How to do it
Boil the pasta water — Big pot, salt it like seawater. Cook spaghetti (200g for 2) al dente. Critical: Scoop out 1 cup of pasta water BEFORE draining!
Make the garlic-oil sauce — Meanwhile: heat 6–8 tbsp good olive oil in a pan (medium heat). Slice 4–6 garlic cloves thinly and fry slowly until golden (3–4 min). Add 1 tsp chili flakes, toast briefly.
The trick: pasta water emulsion — Pour half a cup of starchy pasta water into the pan. Swirl vigorously — oil and water combine into a creamy sauce. That's the entire restaurant secret.
Add pasta, toss, serve — Toss drained spaghetti directly into the pan. Too dry? Add more pasta water (1–2 tbsp). Too wet? Cook a bit longer. Season with salt, pepper, fresh parsley. Serve immediately.
Why this works
Pasta releases starch into the water as it cooks.
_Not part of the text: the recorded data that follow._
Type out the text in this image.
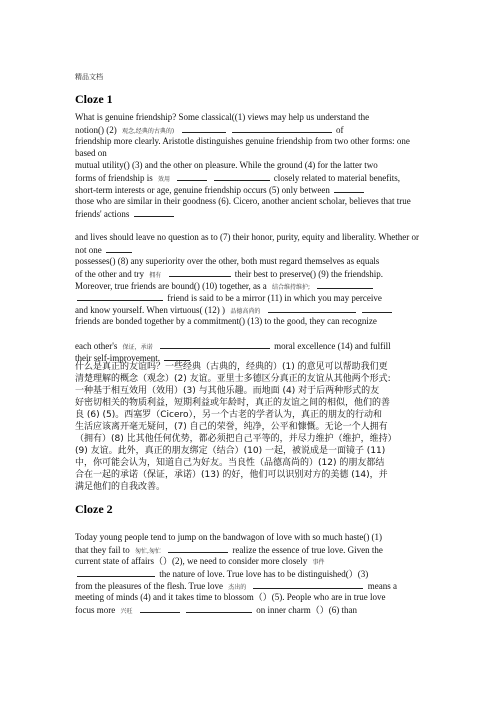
精品文档
Cloze 1
What is genuine friendship? Some classical((1) views may help us understand the
notion() (2) 观念,经典的古典的)	of
friendship more clearly. Aristotle distinguishes genuine friendship from two other forms: one based on
mutual utility() (3) and the other on pleasure. While the ground (4) for the latter two
forms of friendship is 效用	closely related to material benefits,
short-term interests or age, genuine friendship occurs (5) only between
those who are similar in their goodness (6). Cicero, another ancient scholar, believes that true friends' actions
and lives should leave no question as to (7) their honor, purity, equity and liberality. Whether or not one
possesses() (8) any superiority over the other, both must regard themselves as equals
of the other and try 拥有	their best to preserve() (9) the friendship.
Moreover, true friends are bound() (10) together, as a 结合维持维护;
friend is said to be a mirror (11) in which you may perceive
and know yourself. When virtuous( (12) ) 品德高尚的
friends are bonded together by a commitment() (13) to the good, they can recognize
each other's 保证，承诺	moral excellence (14) and fulfill
their self-improvement.
什么是真正的友谊吗？一些经典（古典的，经典的）(1) 的意见可以帮助我们更
清楚理解的概念（观念）(2) 友谊。亚里士多德区分真正的友谊从其他两个形式:
一种基于相互效用（效用）(3) 与其他乐趣。而地面 (4) 对于后两种形式的友
好密切相关的物质利益，短期利益或年龄时，真正的友谊之间的相似，他们的善
良 (6) (5)。西塞罗（Cicero），另一个古老的学者认为，真正的朋友的行动和
生活应该离开毫无疑问，(7) 自己的荣誉，纯净，公平和慷慨。无论一个人拥有
（拥有）(8) 比其他任何优势，都必须把自己平等的，并尽力维护（维护，维持）
(9) 友谊。此外，真正的朋友绑定（结合）(10) 一起，被说成是一面镜子 (11)
中，你可能会认为，知道自己为好友。当良性（品德高尚的）(12) 的朋友都结
合在一起的承诺（保证，承诺）(13) 的好，他们可以识别对方的美德 (14)，并
满足他们的自我改善。
Cloze 2
Today young people tend to jump on the bandwagon of love with so much haste() (1)
that they fail to 匆忙,匆忙	realize the essence of true love. Given the
current state of affairs（）(2), we need to consider more closely 事件
the nature of love. True love has to be distinguished(）(3)
from the pleasures of the flesh. True love 杰出的	means a
meeting of minds (4) and it takes time to blossom（）(5). People who are in true love
focus more 兴旺	on inner charm（）(6) than
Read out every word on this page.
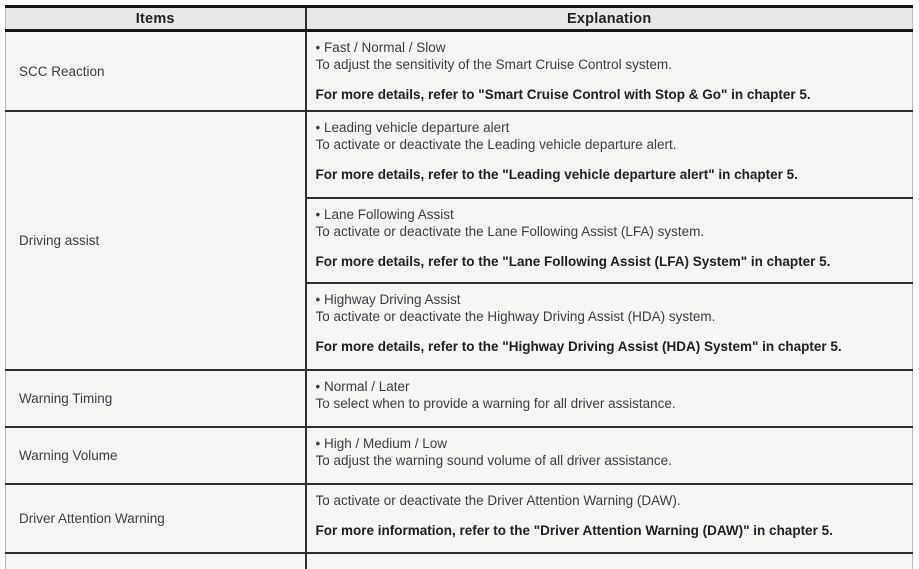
Items	Explanation
SCC Reaction	• Fast / Normal / Slow
To adjust the sensitivity of the Smart Cruise Control system.
For more details, refer to "Smart Cruise Control with Stop & Go" in chapter 5.

Driving assist	• Leading vehicle departure alert
To activate or deactivate the Leading vehicle departure alert.
For more details, refer to the "Leading vehicle departure alert" in chapter 5.

	• Lane Following Assist
To activate or deactivate the Lane Following Assist (LFA) system.
For more details, refer to the "Lane Following Assist (LFA) System" in chapter 5.

	• Highway Driving Assist
To activate or deactivate the Highway Driving Assist (HDA) system.
For more details, refer to the "Highway Driving Assist (HDA) System" in chapter 5.

Warning Timing	• Normal / Later
To select when to provide a warning for all driver assistance.

Warning Volume	• High / Medium / Low
To adjust the warning sound volume of all driver assistance.

Driver Attention Warning	To activate or deactivate the Driver Attention Warning (DAW).
For more information, refer to the "Driver Attention Warning (DAW)" in chapter 5.
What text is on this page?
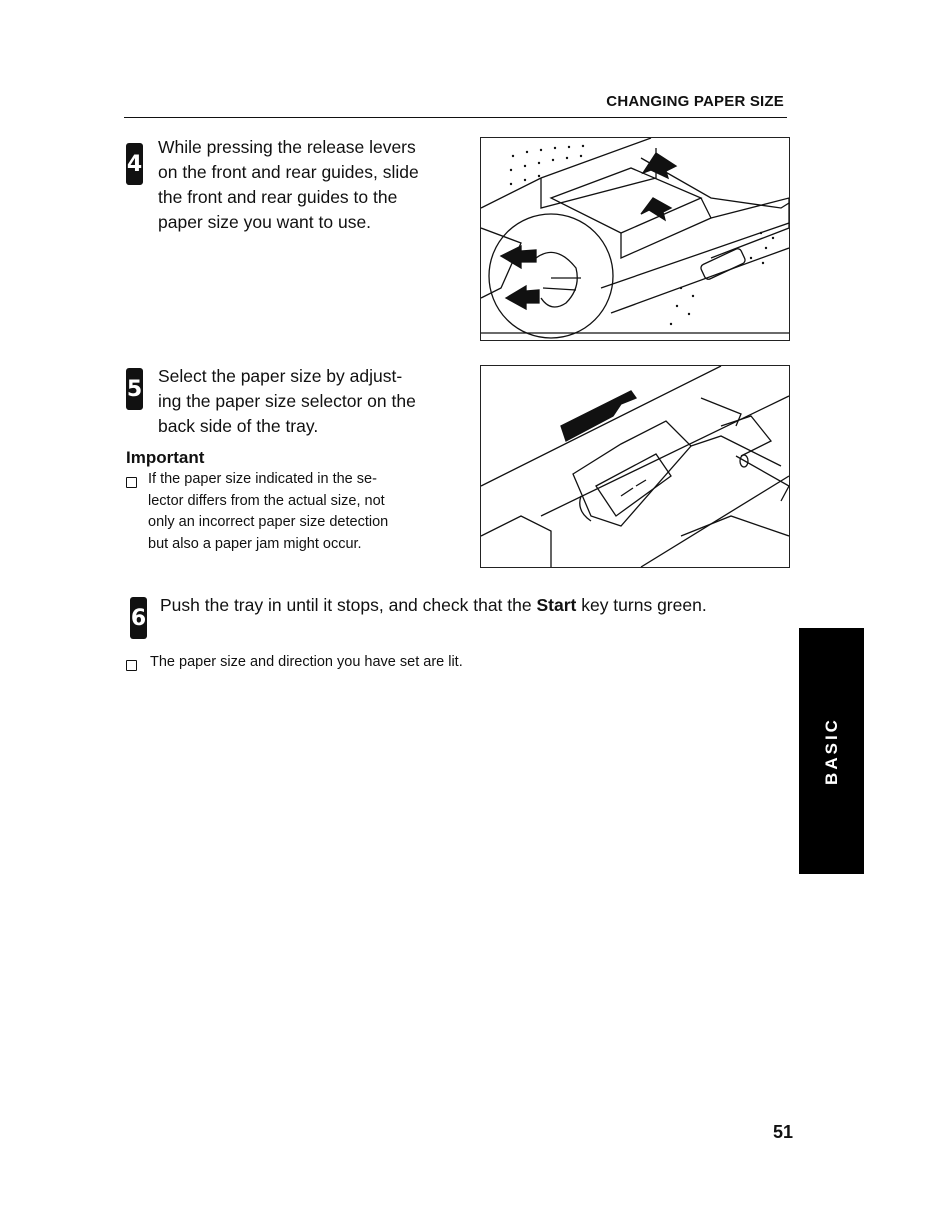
CHANGING PAPER SIZE
4
While pressing the release levers
on the front and rear guides, slide
the front and rear guides to the
paper size you want to use.
5
Select the paper size by adjust-
ing the paper size selector on the
back side of the tray.
Important
If the paper size indicated in the se-
lector differs from the actual size, not
only an incorrect paper size detection
but also a paper jam might occur.
6
Push the tray in until it stops, and check that the Start key turns green.
The paper size and direction you have set are lit.
BASIC
51
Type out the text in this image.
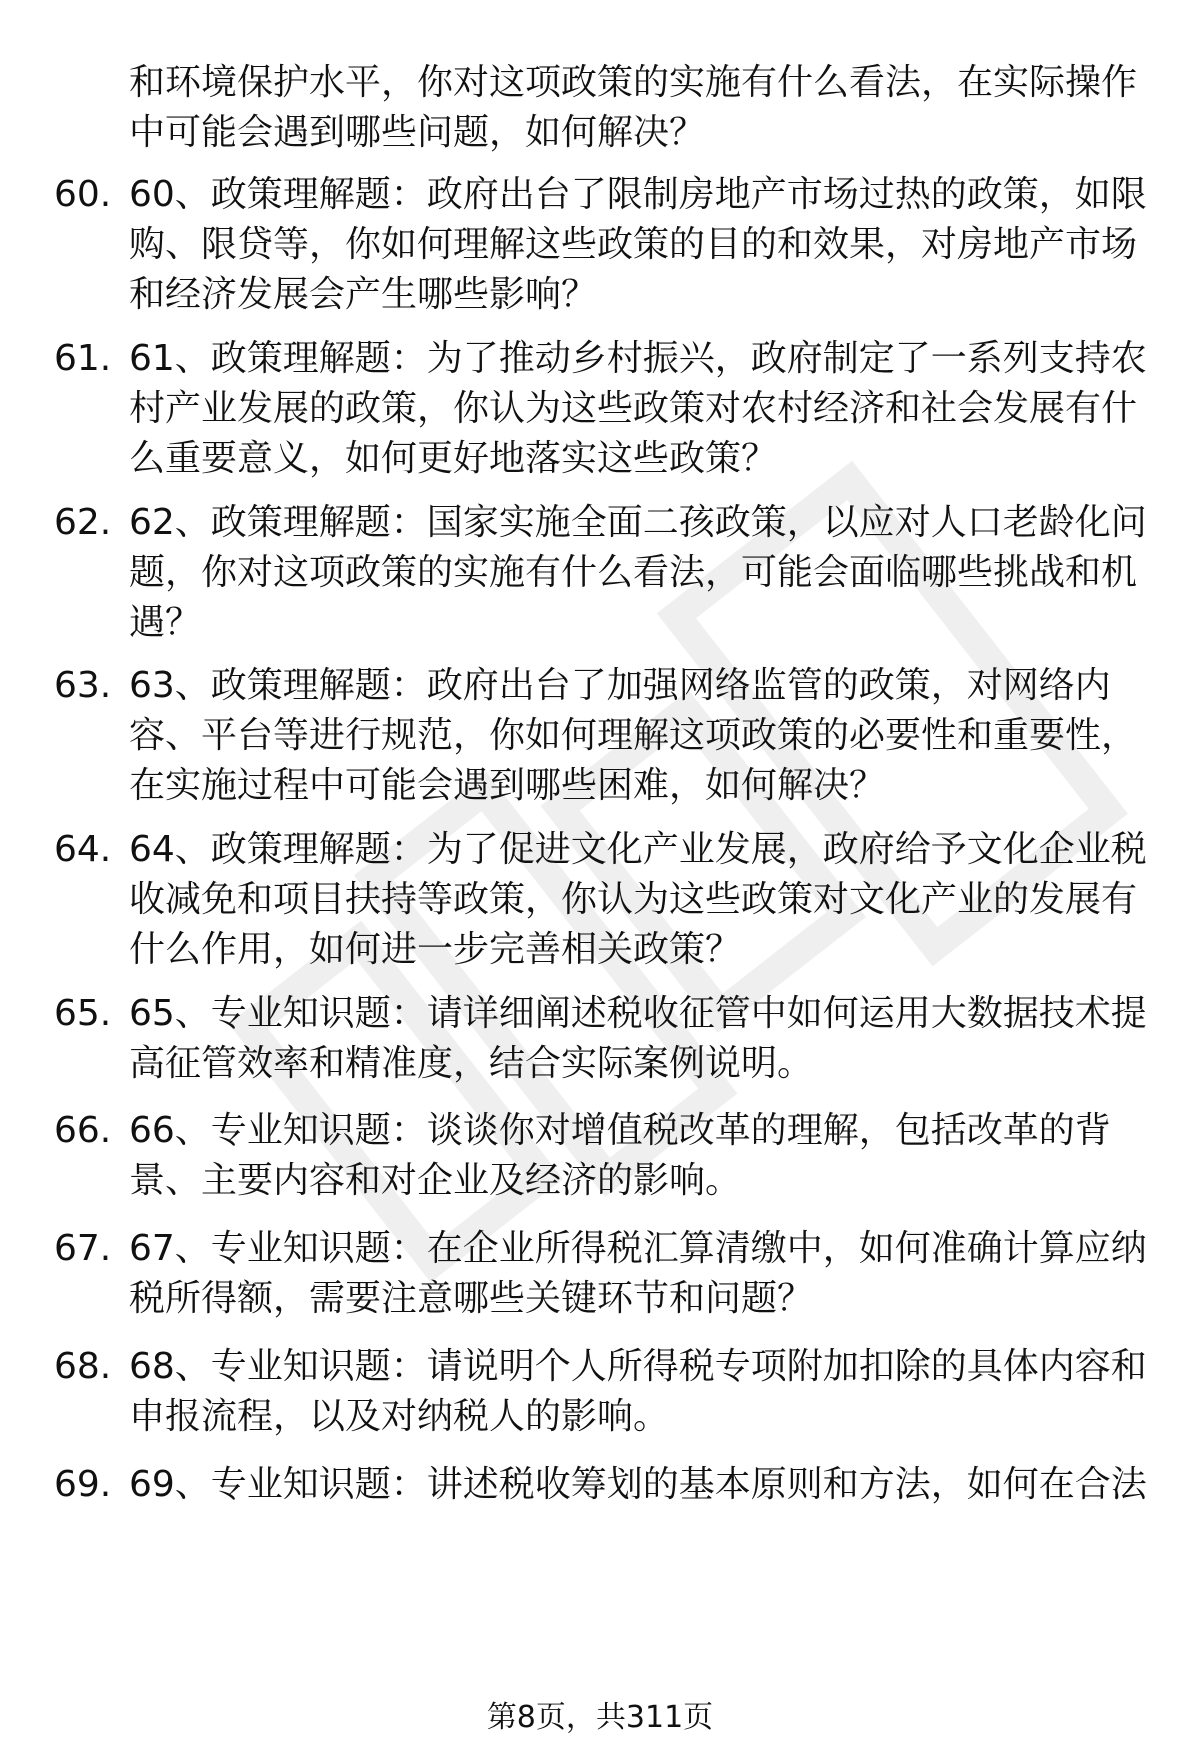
和环境保护水平，你对这项政策的实施有什么看法，在实际操作中可能会遇到哪些问题，如何解决？

60. 60、政策理解题：政府出台了限制房地产市场过热的政策，如限购、限贷等，你如何理解这些政策的目的和效果，对房地产市场和经济发展会产生哪些影响？

61. 61、政策理解题：为了推动乡村振兴，政府制定了一系列支持农村产业发展的政策，你认为这些政策对农村经济和社会发展有什么重要意义，如何更好地落实这些政策？

62. 62、政策理解题：国家实施全面二孩政策，以应对人口老龄化问题，你对这项政策的实施有什么看法，可能会面临哪些挑战和机遇？

63. 63、政策理解题：政府出台了加强网络监管的政策，对网络内容、平台等进行规范，你如何理解这项政策的必要性和重要性，在实施过程中可能会遇到哪些困难，如何解决？

64. 64、政策理解题：为了促进文化产业发展，政府给予文化企业税收减免和项目扶持等政策，你认为这些政策对文化产业的发展有什么作用，如何进一步完善相关政策？

65. 65、专业知识题：请详细阐述税收征管中如何运用大数据技术提高征管效率和精准度，结合实际案例说明。

66. 66、专业知识题：谈谈你对增值税改革的理解，包括改革的背景、主要内容和对企业及经济的影响。

67. 67、专业知识题：在企业所得税汇算清缴中，如何准确计算应纳税所得额，需要注意哪些关键环节和问题？

68. 68、专业知识题：请说明个人所得税专项附加扣除的具体内容和申报流程，以及对纳税人的影响。

69. 69、专业知识题：讲述税收筹划的基本原则和方法，如何在合法

第8页，共311页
Starch is a natural emulsifier — it binds oil and water into a silky sauce. Without pasta water you get an oily puddle. With pasta water you get restaurant creaminess. Italian chefs use this trick with every pasta dish.
Good to know
- Never over-brown the garlic — if it turns dark brown, it tastes bitter. Better too light than too dark.
- Use good olive oil — it's the main flavour alongside garlic. Extra virgin, not the cheapest.
- Don't rinse the pasta — the surface starch helps the sauce cling.
- Eat immediately — Aglio e Olio doesn't wait. Pasta goes mushy, sauce gets absorbed.
Variations
- With shrimp: Sear before the garlic — classic upgrade.
- With cherry tomatoes: Halved, seared alongside — adds freshness.
- With anchovies: Dissolve 2–3 fillets in the oil — umami bomb.
- Parmesan on top: Not traditional, but delicious. Italian purists will forgive you.
Cost check
| At home | Restaurant | |
|---|---|---|
| Price | ~€0.80/person | €8–12 |
| Time | 12 min | 35–65 min (incl. ordering) |
| Quality | Restaurant-level | Restaurant-level |
Origin: Naples, traditionally a midnight snack after parties. 5 ingredients, no fuss — this is how Italians actually cook.